There are many experiences packed into one book - the new pastor's enthusiasm, the inward-looking congregation, 50 years of gradually sinking attendance, so much misplaced hope in the power of fundraisers, the rounds and rounds of attempts at change on the pastor's part, and patient forbearance on the part of the congregation. Over and over again, just when there seems to be some traction, some unexpected loss or setback puts the church back on the track of steady decline. The book ends, not with an amazing turnaround, but with Melosh's decision to finish her ministry there. "It's time," she tells the church matriarch. "It's not you, it's me."
When I first got out of seminary, I read a book by Richard Lischer called Open Secrets, that had a similar premise - in his case, a young man with a PhD in theology trying to convert a rural church into Illinois into something more, something different from what it was. In Lischer's story, he goes on to another, bigger church across the country. Melosh, on the other hand does not find a new permanent call, but moves into interim ministry and writing - the bigger opportunities do not come her way as they did for Lischer. And the next pastor at Saints and Sinners is a young man, newly married. She reads his newsletter updates, wondering if the enthusiasm in his writing reflects the reality on the ground any more than her messages had.

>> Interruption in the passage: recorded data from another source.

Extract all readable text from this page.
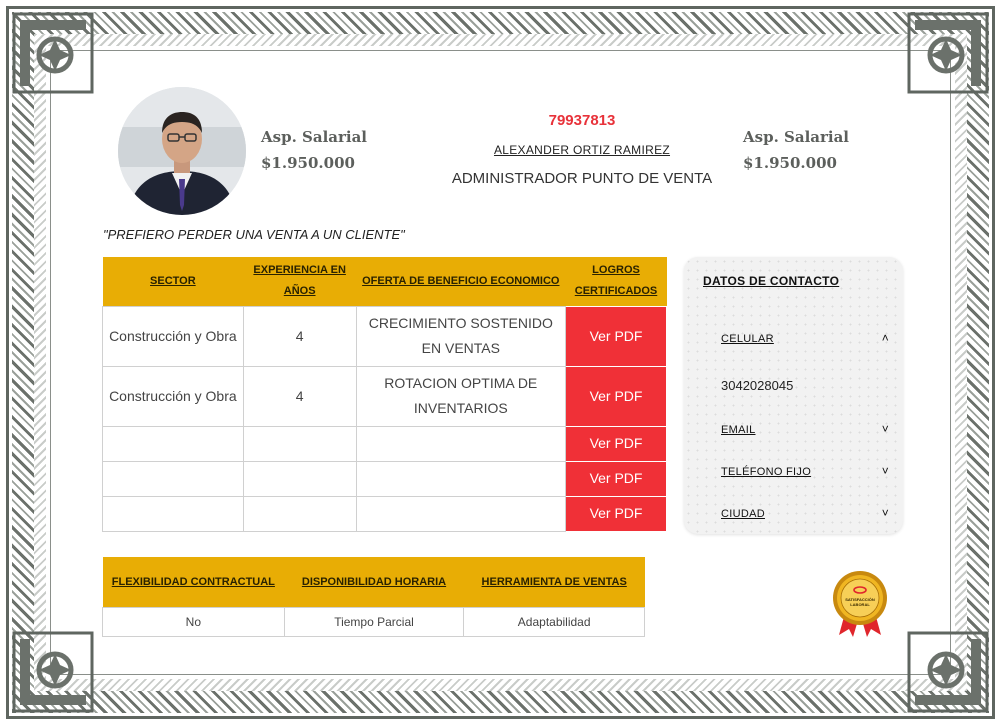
Asp. Salarial
$1.950.000
Asp. Salarial
$1.950.000
79937813
ALEXANDER ORTIZ RAMIREZ
ADMINISTRADOR PUNTO DE VENTA
"PREFIERO PERDER UNA VENTA A UN CLIENTE"
SECTOR	EXPERIENCIA EN AÑOS	OFERTA DE BENEFICIO ECONOMICO	LOGROS CERTIFICADOS
Construcción y Obra	4	CRECIMIENTO SOSTENIDO EN VENTAS	Ver PDF
Construcción y Obra	4	ROTACION OPTIMA DE INVENTARIOS	Ver PDF
			Ver PDF
			Ver PDF
			Ver PDF
DATOS DE CONTACTO
CELULAR	˄
3042028045
EMAIL	˅
TELÉFONO FIJO	˅
CIUDAD	˅
FLEXIBILIDAD CONTRACTUAL	DISPONIBILIDAD HORARIA	HERRAMIENTA DE VENTAS
No	Tiempo Parcial	Adaptabilidad
SATISFACCIÓN
LABORAL
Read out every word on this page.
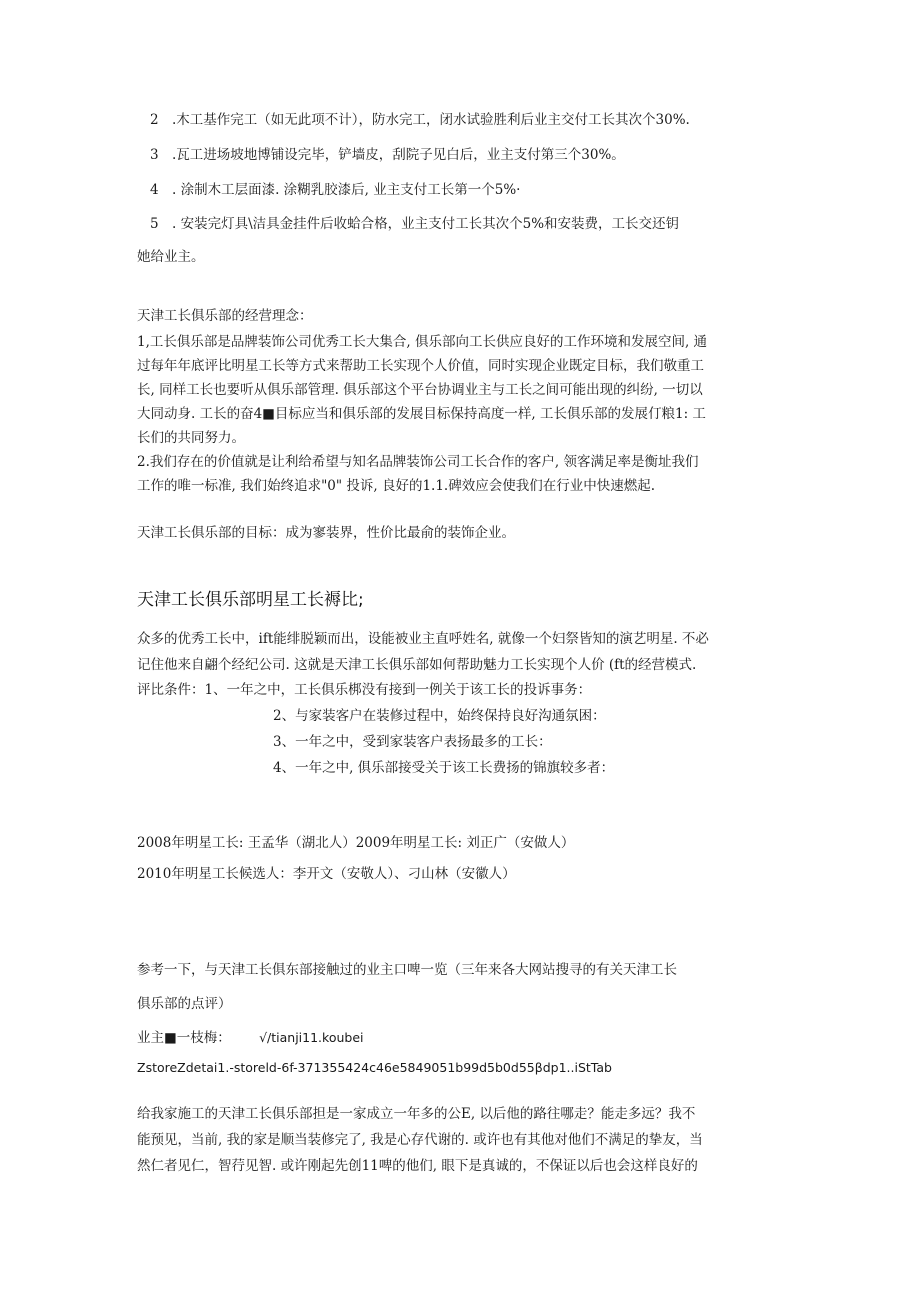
2 .木工基作完工（如无此项不计），防水完工，闭水试验胜利后业主交付工长其次个30%.
3 .瓦工进场坡地博铺设完毕，铲墙皮，刮院子见白后，业主支付第三个30%。
4 . 涂制木工层面漆. 涂糊乳胶漆后, 业主支付工长第一个5%·
5 . 安装完灯具\洁具金挂件后收蛤合格，业主支付工长其次个5%和安装费，工长交还钥
她给业主。
天津工长俱乐部的经营理念：
1,工长俱乐部是品牌装饰公司优秀工长大集合, 俱乐部向工长供应良好的工作环境和发展空间, 通
过每年年底评比明星工长等方式来帮助工长实现个人价值，同时实现企业既定目标，我们敬重工
长, 同样工长也要听从俱乐部管理. 俱乐部这个平台协调业主与工长之间可能出现的纠纷, 一切以
大同动身. 工长的奋4■目标应当和俱乐部的发展目标保持高度一样, 工长俱乐部的发展仃粮1: 工
长们的共同努力。
2.我们存在的价值就是让利给希望与知名品牌装饰公司工长合作的客户, 领客满足率是衡址我们
工作的唯一标准, 我们始终追求"0" 投诉, 良好的1.1.碑效应会使我们在行业中快速燃起.
天津工长俱乐部的目标：成为寥装界，性价比最俞的装饰企业。
天津工长俱乐部明星工长褥比;
众多的优秀工长中，ift能绯脱颖而出，设能被业主直呼姓名, 就像一个妇祭皆知的演艺明星. 不必
记住他来自翩个经纪公司. 这就是天津工长俱乐部如何帮助魅力工长实现个人价 (ft的经营模式.
评比条件：1、一年之中，工长俱乐梆没有接到一例关于该工长的投诉事务：
2、与家装客户在装修过程中，始终保持良好沟通氛困：
3、一年之中，受到家装客户表扬最多的工长：
4、一年之中, 俱乐部接受关于该工长费扬的锦旗较多者：
2008年明星工长: 王孟华（湖北人）2009年明星工长: 刘正广（安做人）
2010年明星工长候选人：李开文（安敬人）、刁山林（安徽人）
参考一下，与天津工长俱东部接触过的业主口啤一览（三年来各大网站搜寻的有关天津工长
俱乐部的点评）
业主■一枝梅： √/tianji11.koubei
ZstoreZdetai1.-storeld-6f-371355424c46e5849051b99d5b0d55βdp1..iStTab
给我家施工的天津工长俱乐部担是一家成立一年多的公E, 以后他的路往哪走？能走多远？我不
能预见，当前, 我的家是顺当装修完了, 我是心存代谢的. 或许也有其他对他们不满足的挚友，当
然仁者见仁，智荇见智. 或许刚起先创11啤的他们, 眼下是真诚的，不保证以后也会这样良好的
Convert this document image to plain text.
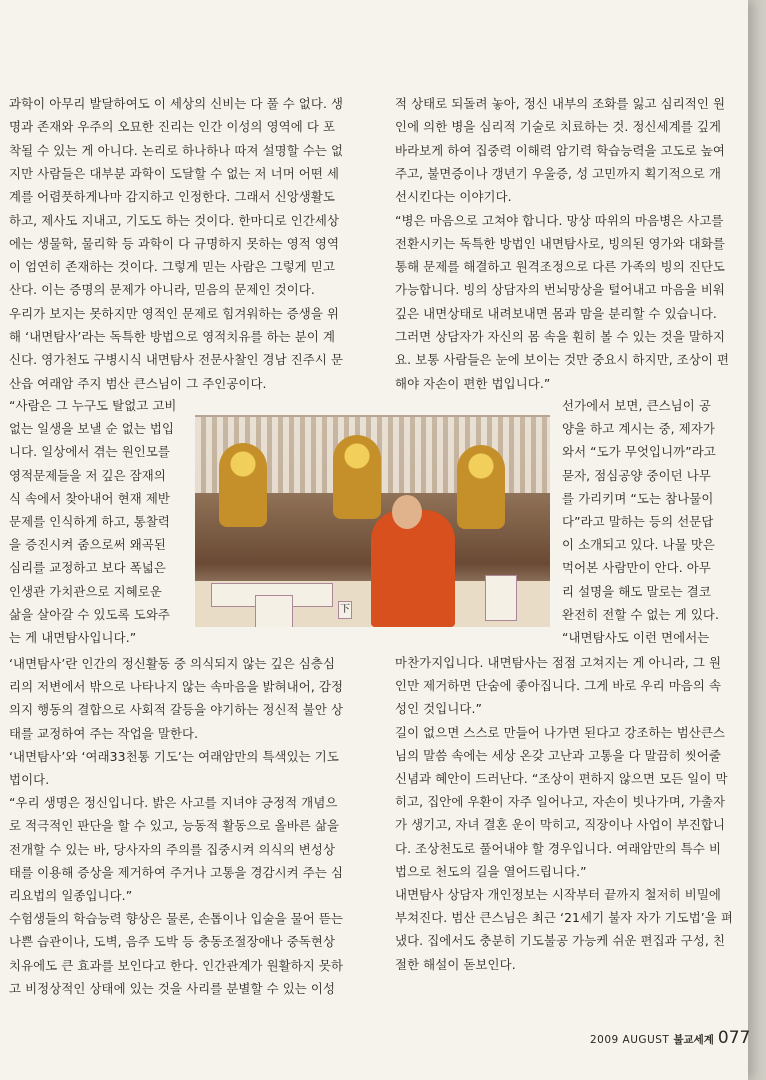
下
과학이 아무리 발달하여도 이 세상의 신비는 다 풀 수 없다. 생
명과 존재와 우주의 오묘한 진리는 인간 이성의 영역에 다 포
착될 수 있는 게 아니다. 논리로 하나하나 따져 설명할 수는 없
지만 사람들은 대부분 과학이 도달할 수 없는 저 너머 어떤 세
계를 어렴풋하게나마 감지하고 인정한다. 그래서 신앙생활도
하고, 제사도 지내고, 기도도 하는 것이다. 한마디로 인간세상
에는 생물학, 물리학 등 과학이 다 규명하지 못하는 영적 영역
이 엄연히 존재하는 것이다. 그렇게 믿는 사람은 그렇게 믿고
산다. 이는 증명의 문제가 아니라, 믿음의 문제인 것이다.
우리가 보지는 못하지만 영적인 문제로 힘겨워하는 증생을 위
해 ‘내면탐사’라는 독특한 방법으로 영적치유를 하는 분이 계
신다. 영가천도 구병시식 내면탐사 전문사찰인 경남 진주시 문
산읍 여래암 주지 범산 큰스님이 그 주인공이다.
“사람은 그 누구도 탈없고 고비
없는 일생을 보낼 순 없는 법입
니다. 일상에서 겪는 원인모를
영적문제들을 저 깊은 잠재의
식 속에서 찾아내어 현재 제반
문제를 인식하게 하고, 통찰력
을 증진시켜 줌으로써 왜곡된
심리를 교정하고 보다 폭넓은
인생관 가치관으로 지혜로운
삶을 살아갈 수 있도록 도와주
는 게 내면탐사입니다.”
‘내면탐사’란 인간의 정신활동 중 의식되지 않는 깊은 심층심
리의 저변에서 밖으로 나타나지 않는 속마음을 밝혀내어, 감정
의지 행동의 결합으로 사회적 갈등을 야기하는 정신적 불안 상
태를 교정하여 주는 작업을 말한다.
‘내면탐사’와 ‘여래33천통 기도’는 여래암만의 특색있는 기도
법이다.
“우리 생명은 정신입니다. 밝은 사고를 지녀야 긍정적 개념으
로 적극적인 판단을 할 수 있고, 능동적 활동으로 올바른 삶을
전개할 수 있는 바, 당사자의 주의를 집중시켜 의식의 변성상
태를 이용해 증상을 제거하여 주거나 고통을 경감시켜 주는 심
리요법의 일종입니다.”
수험생들의 학습능력 향상은 물론, 손톱이나 입술을 물어 뜯는
나쁜 습관이나, 도벽, 음주 도박 등 충동조절장애나 중독현상
치유에도 큰 효과를 보인다고 한다. 인간관계가 원활하지 못하
고 비정상적인 상태에 있는 것을 사리를 분별할 수 있는 이성
적 상태로 되돌려 놓아, 정신 내부의 조화를 잃고 심리적인 원
인에 의한 병을 심리적 기술로 치료하는 것. 정신세계를 깊게
바라보게 하여 집중력 이해력 암기력 학습능력을 고도로 높여
주고, 불면증이나 갱년기 우울증, 성 고민까지 획기적으로 개
선시킨다는 이야기다.
“병은 마음으로 고쳐야 합니다. 망상 따위의 마음병은 사고를
전환시키는 독특한 방법인 내면탐사로, 빙의된 영가와 대화를
통해 문제를 해결하고 원격조정으로 다른 가족의 빙의 진단도
가능합니다. 빙의 상담자의 번뇌망상을 털어내고 마음을 비워
깊은 내면상태로 내려보내면 몸과 맘을 분리할 수 있습니다.
그러면 상담자가 자신의 몸 속을 훤히 볼 수 있는 것을 말하지
요. 보통 사람들은 눈에 보이는 것만 중요시 하지만, 조상이 편
해야 자손이 편한 법입니다.”
선가에서 보면, 큰스님이 공
양을 하고 계시는 중, 제자가
와서 “도가 무엇입니까”라고
묻자, 점심공양 중이던 나무
를 가리키며 “도는 참나물이
다”라고 말하는 등의 선문답
이 소개되고 있다. 나물 맛은
먹어본 사람만이 안다. 아무
리 설명을 해도 말로는 결코
완전히 전할 수 없는 게 있다.
“내면탐사도 이런 면에서는
마찬가지입니다. 내면탐사는 점점 고쳐지는 게 아니라, 그 원
인만 제거하면 단숨에 좋아집니다. 그게 바로 우리 마음의 속
성인 것입니다.”
길이 없으면 스스로 만들어 나가면 된다고 강조하는 범산큰스
님의 말씀 속에는 세상 온갖 고난과 고통을 다 말끔히 씻어줄
신념과 혜안이 드러난다. “조상이 편하지 않으면 모든 일이 막
히고, 집안에 우환이 자주 일어나고, 자손이 빗나가며, 가출자
가 생기고, 자녀 결혼 운이 막히고, 직장이나 사업이 부진합니
다. 조상천도로 풀어내야 할 경우입니다. 여래암만의 특수 비
법으로 천도의 길을 열어드립니다.”
내면탐사 상담자 개인정보는 시작부터 끝까지 철저히 비밀에
부쳐진다. 범산 큰스님은 최근 ‘21세기 불자 자가 기도법’을 펴
냈다. 집에서도 충분히 기도불공 가능케 쉬운 편집과 구성, 친
절한 해설이 돋보인다.
2009 AUGUST 불교세계 077
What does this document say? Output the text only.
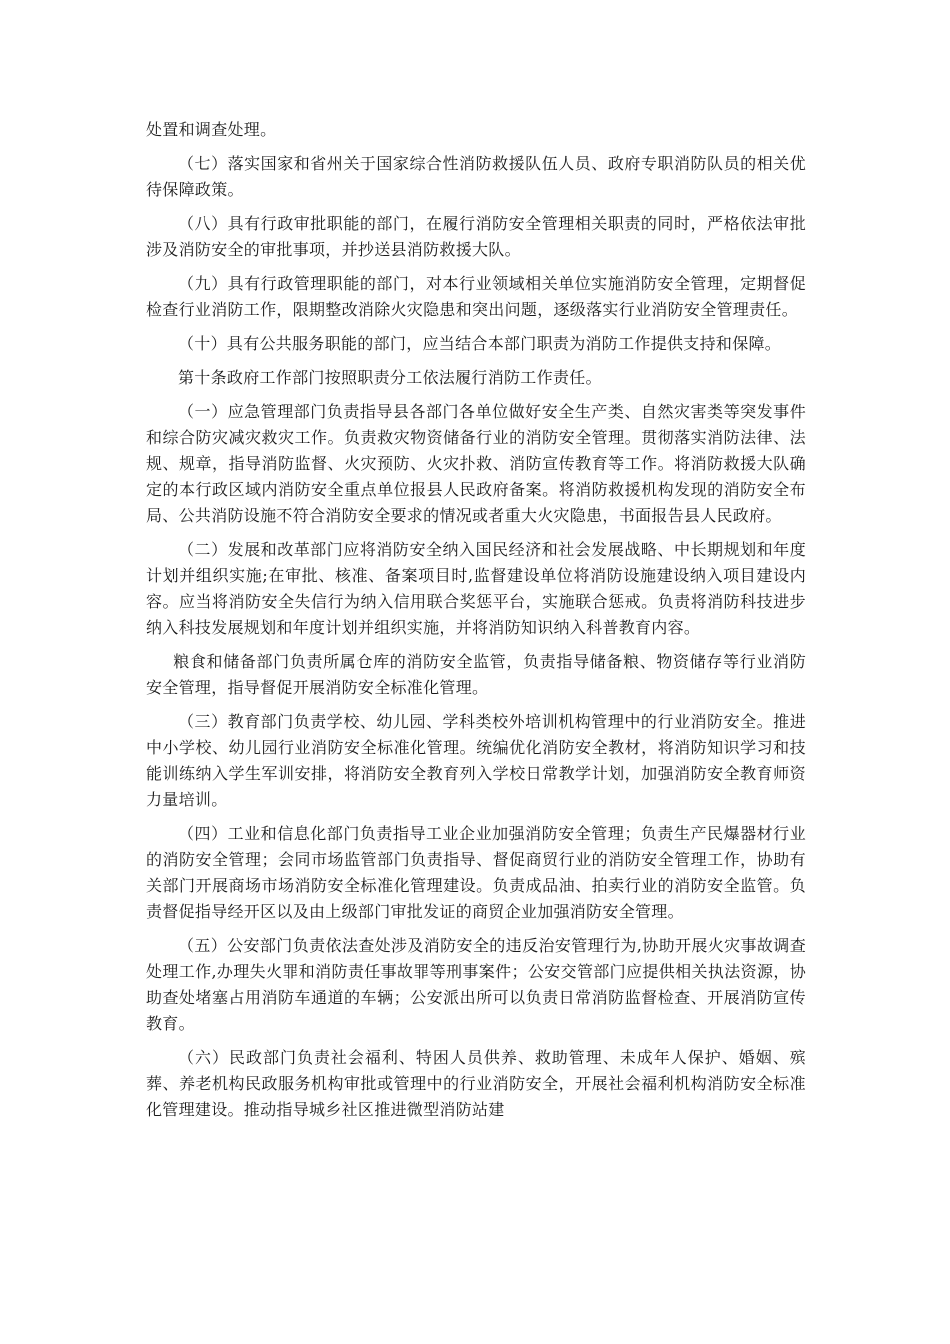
处置和调查处理。

（七）落实国家和省州关于国家综合性消防救援队伍人员、政府专职消防队员的相关优待保障政策。

（八）具有行政审批职能的部门，在履行消防安全管理相关职责的同时，严格依法审批涉及消防安全的审批事项，并抄送县消防救援大队。

（九）具有行政管理职能的部门，对本行业领域相关单位实施消防安全管理，定期督促检查行业消防工作，限期整改消除火灾隐患和突出问题，逐级落实行业消防安全管理责任。

（十）具有公共服务职能的部门，应当结合本部门职责为消防工作提供支持和保障。

第十条政府工作部门按照职责分工依法履行消防工作责任。

（一）应急管理部门负责指导县各部门各单位做好安全生产类、自然灾害类等突发事件和综合防灾减灾救灾工作。负责救灾物资储备行业的消防安全管理。贯彻落实消防法律、法规、规章，指导消防监督、火灾预防、火灾扑救、消防宣传教育等工作。将消防救援大队确定的本行政区域内消防安全重点单位报县人民政府备案。将消防救援机构发现的消防安全布局、公共消防设施不符合消防安全要求的情况或者重大火灾隐患，书面报告县人民政府。

（二）发展和改革部门应将消防安全纳入国民经济和社会发展战略、中长期规划和年度计划并组织实施;在审批、核准、备案项目时,监督建设单位将消防设施建设纳入项目建设内容。应当将消防安全失信行为纳入信用联合奖惩平台，实施联合惩戒。负责将消防科技进步纳入科技发展规划和年度计划并组织实施，并将消防知识纳入科普教育内容。

粮食和储备部门负责所属仓库的消防安全监管，负责指导储备粮、物资储存等行业消防安全管理，指导督促开展消防安全标准化管理。

（三）教育部门负责学校、幼儿园、学科类校外培训机构管理中的行业消防安全。推进中小学校、幼儿园行业消防安全标准化管理。统编优化消防安全教材，将消防知识学习和技能训练纳入学生军训安排，将消防安全教育列入学校日常教学计划，加强消防安全教育师资力量培训。

（四）工业和信息化部门负责指导工业企业加强消防安全管理；负责生产民爆器材行业的消防安全管理；会同市场监管部门负责指导、督促商贸行业的消防安全管理工作，协助有关部门开展商场市场消防安全标准化管理建设。负责成品油、拍卖行业的消防安全监管。负责督促指导经开区以及由上级部门审批发证的商贸企业加强消防安全管理。

（五）公安部门负责依法查处涉及消防安全的违反治安管理行为,协助开展火灾事故调查处理工作,办理失火罪和消防责任事故罪等刑事案件；公安交管部门应提供相关执法资源，协助查处堵塞占用消防车通道的车辆；公安派出所可以负责日常消防监督检查、开展消防宣传教育。

（六）民政部门负责社会福利、特困人员供养、救助管理、未成年人保护、婚姻、殡葬、养老机构民政服务机构审批或管理中的行业消防安全，开展社会福利机构消防安全标准化管理建设。推动指导城乡社区推进微型消防站建
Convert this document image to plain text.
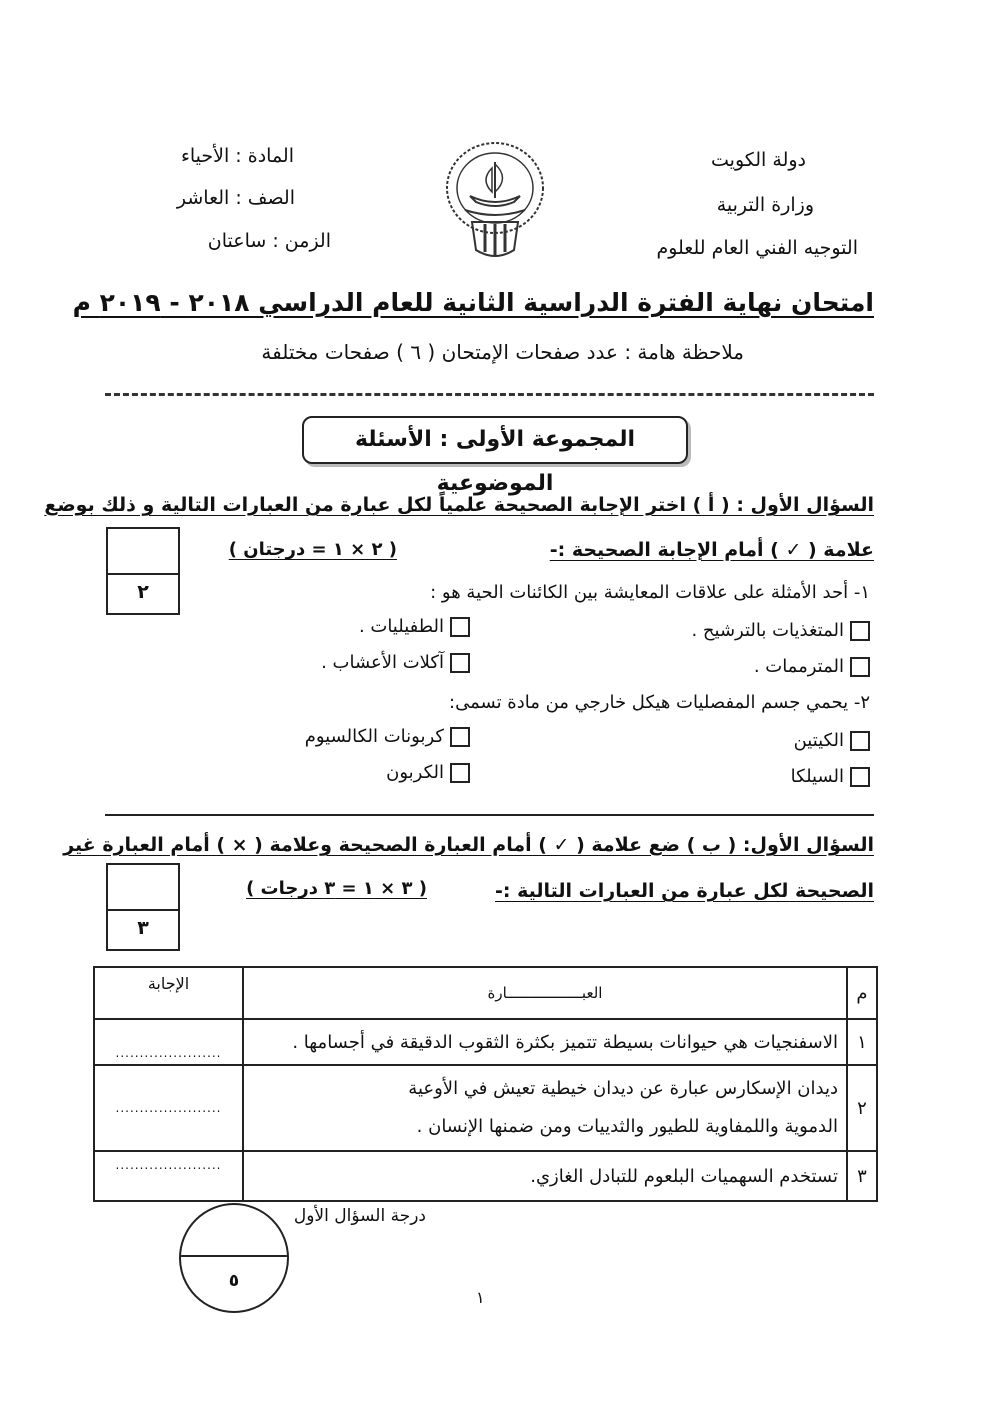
دولة الكويت
وزارة التربية
التوجيه الفني العام للعلوم
المادة : الأحياء
الصف : العاشر
الزمن : ساعتان
امتحان نهاية الفترة الدراسية الثانية للعام الدراسي ٢٠١٨ - ٢٠١٩ م
ملاحظة هامة : عدد صفحات الإمتحان ( ٦ ) صفحات مختلفة
المجموعة الأولى : الأسئلة الموضوعية
السؤال الأول : ( أ ) اختر الإجابة الصحيحة علمياً لكل عبارة من العبارات التالية و ذلك بوضع
علامة ( ✓ ) أمام الإجابة الصحيحة :-
( ٢ × ١ = درجتان )
٢	١- أحد الأمثلة على علاقات المعايشة بين الكائنات الحية هو :
المتغذيات بالترشيح .
الطفيليات .
المترممات .
آكلات الأعشاب .
٢- يحمي جسم المفصليات هيكل خارجي من مادة تسمى:
الكيتين
كربونات الكالسيوم
السيلكا
الكربون
السؤال الأول: ( ب ) ضع علامة ( ✓ ) أمام العبارة الصحيحة وعلامة ( × ) أمام العبارة غير
الصحيحة لكل عبارة من العبارات التالية :-
( ٣ × ١ = ٣ درجات )
٣
م	العبـــــــــــــــــارة	الإجابة
١	الاسفنجيات هي حيوانات بسيطة تتميز بكثرة الثقوب الدقيقة في أجسامها .	......................
٢	ديدان الإسكارس عبارة عن ديدان خيطية تعيش في الأوعية الدموية واللمفاوية للطيور والثدييات ومن ضمنها الإنسان .	......................
٣	تستخدم السهميات البلعوم للتبادل الغازي.	......................
درجة السؤال الأول
٥
١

There are so many books out there about church growth - so many programs and schemes and ideas of what can turn a church around. And yet, the larger reality of mainline churches in the United States is that so, so many churches are caught in cycles like Saints and Sinners', if they're not already closed. That makes it really, really hard to be a pastor. Especially if you don't fall into the nostalgic ideal of a straight, married white man who is the "correct" age. That's not the main focus of the book, and there are many moments of deep connection and beauty, plus the kind reflection of several years of distance from the experience. But all that being said, I appreciate the honesty of this book and am grateful to have read it, even if the picture it paints is a daunting one.